Kaufman J, Mittelman A
Cancer Chemother Rep. 1975 Sep-Oct;59(5):1007-14.
An initial clinical phase I trial of inosine dialdehyde has been carried out in 40 patients at dose levels of 30-4000 mg/m2 for 5 days given intravenously (iv) monthly. At 1.5 g/m2, noncumulative dose-related toxicity occurred in all patients which consisted of nausea and vomiting, local pain, alterations in coagulation mechanism, elevated partial thromboplastin time, and positive Coombs' test. No dose-limiting leukopenia, thrombocytopenia, anemia, or bleeding occurred; however, depression of the leukocyte and platelet counts, and decreased hemoglobin value were observed. The dose-limiting toxic effect was renal tubular damage with reversible acute renal failure in one of four patients who received 3000 mg/m2 iv for 5 days. Refractory hypercalcemia was controlled in three of three patients without tumor effect. Responses occurred in patients with seminoma, oat cell carcinoma, and melanoma. A starting dose of 2 g/m2 for 3 days monthly is recommended for phase II trials and a trial in lung carcinoma is now being conducted.

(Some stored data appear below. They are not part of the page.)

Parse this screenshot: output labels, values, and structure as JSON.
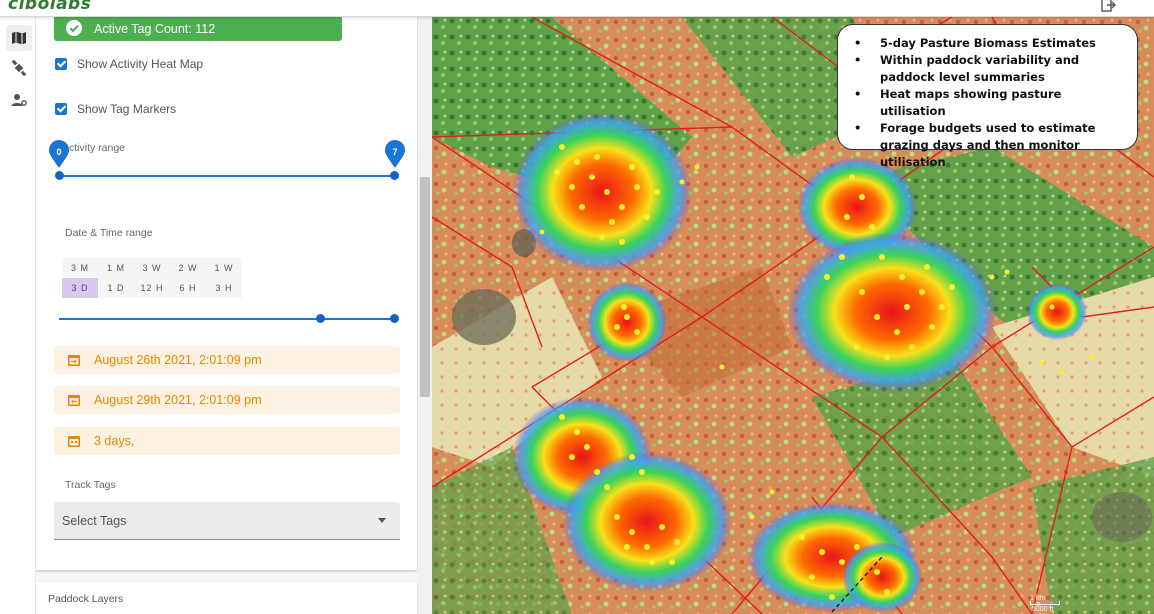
{
  "app": {
    "logo_main": "cibolabs",
    "logo_accent": ""
  },
  "topbar": {
    "exit_icon": "exit-icon"
  },
  "rail": {
    "items": [
      {
        "icon": "map-icon",
        "active": true
      },
      {
        "icon": "satellite-icon",
        "active": false
      },
      {
        "icon": "user-settings-icon",
        "active": false
      }
    ]
  },
  "panel": {
    "active_tag_label": "Active Tag Count: 112",
    "show_heat_map": "Show Activity Heat Map",
    "show_tag_markers": "Show Tag Markers",
    "activity_range_label": "Activity range",
    "activity_min": "0",
    "activity_max": "7",
    "date_time_label": "Date & Time range",
    "range_options_row1": [
      "3 M",
      "1 M",
      "3 W",
      "2 W",
      "1 W"
    ],
    "range_options_row2": [
      "3 D",
      "1 D",
      "12 H",
      "6 H",
      "3 H"
    ],
    "range_selected": "3 D",
    "start_date": "August 26th 2021, 2:01:09 pm",
    "end_date": "August 29th 2021, 2:01:09 pm",
    "duration": "3 days,",
    "track_tags_label": "Track Tags",
    "select_tags_placeholder": "Select Tags",
    "paddock_layers_label": "Paddock Layers"
  },
  "info_box": {
    "bullets": [
      "5-day Pasture Biomass Estimates",
      "Within paddock variability and paddock level summaries",
      "Heat maps showing pasture utilisation",
      "Forage budgets used to estimate grazing days and then monitor utilisation"
    ]
  },
  "map": {
    "scale_km": "1 km",
    "scale_ft": "5000 ft"
  },
  "colors": {
    "accent_blue": "#1976d2",
    "active_green": "#4caf50",
    "date_orange": "#e08a00",
    "paddock_red": "#e53935"
  }
}
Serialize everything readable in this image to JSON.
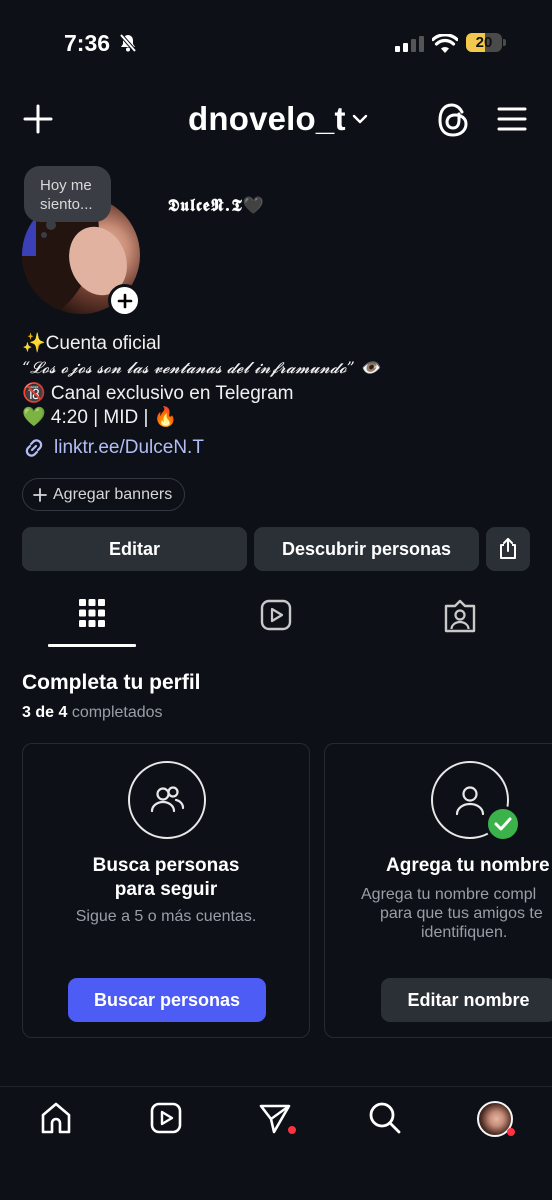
{
  "status_bar": {
    "time": "7:36",
    "battery": "20",
    "battery_level": 0.2
  },
  "header": {
    "username": "dnovelo_t"
  },
  "profile": {
    "note": "Hoy me siento...",
    "display_name": "𝕯𝖚𝖑𝖈𝖊𝕹.𝕿🖤",
    "bio_lines": [
      "✨Cuenta oficial",
      "“𝓛𝓸𝓼 𝓸𝓳𝓸𝓼 𝓼𝓸𝓷 𝓵𝓪𝓼 𝓿𝓮𝓷𝓽𝓪𝓷𝓪𝓼 𝓭𝓮𝓵 𝓲𝓷𝓯𝓻𝓪𝓶𝓾𝓷𝓭𝓸” 👁️",
      "🔞 Canal exclusivo en Telegram",
      "💚 4:20 | MID | 🔥"
    ],
    "link": "linktr.ee/DulceN.T",
    "add_banners": "Agregar banners"
  },
  "actions": {
    "edit": "Editar",
    "discover": "Descubrir personas"
  },
  "tabs": [
    "grid-icon",
    "reels-icon",
    "tagged-icon"
  ],
  "complete_profile": {
    "title": "Completa tu perfil",
    "progress_bold": "3 de 4",
    "progress_rest": "completados",
    "cards": [
      {
        "title_line1": "Busca personas",
        "title_line2": "para seguir",
        "desc_line1": "Sigue a 5 o más cuentas.",
        "button": "Buscar personas"
      },
      {
        "title_line1": "Agrega tu nombre",
        "desc_line1": "Agrega tu nombre compl",
        "desc_line2": "para que tus amigos te",
        "desc_line3": "identifiquen.",
        "button": "Editar nombre"
      }
    ]
  },
  "colors": {
    "background": "#0d1117",
    "accent_button": "#4c5cf5",
    "link": "#b3bdf5",
    "check": "#3bb34a"
  }
}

已对40名患者进行了肌苷二醛的首次I期临床试验,剂量水平为30-4000mg/m²,每月静脉注射(iv)5天。在1.5g/m²时,所有患者均出现非累积性剂量相关毒性,包括恶心、呕吐、局部疼痛、凝血机制改变、部分凝血活酶时间延长和库姆斯试验阳性。未出现剂量限制性白细胞减少、血小板减少、贫血或出血;然而,观察到白细胞和血小板计数降低以及血红蛋白值下降。剂量限制性毒性作用是肾小管损伤,在接受3000mg/m²静脉注射5天的4名患者中有1名出现可逆性急性肾衰竭。3名患有难治性高钙血症的患者在无肿瘤效应的情况下病情得到控制。精原细胞瘤、燕麦细胞癌和黑色素瘤患者出现了反应。推荐II期试验的起始剂量为每月2g/m²,持续3天,目前正在进行一项肺癌试验。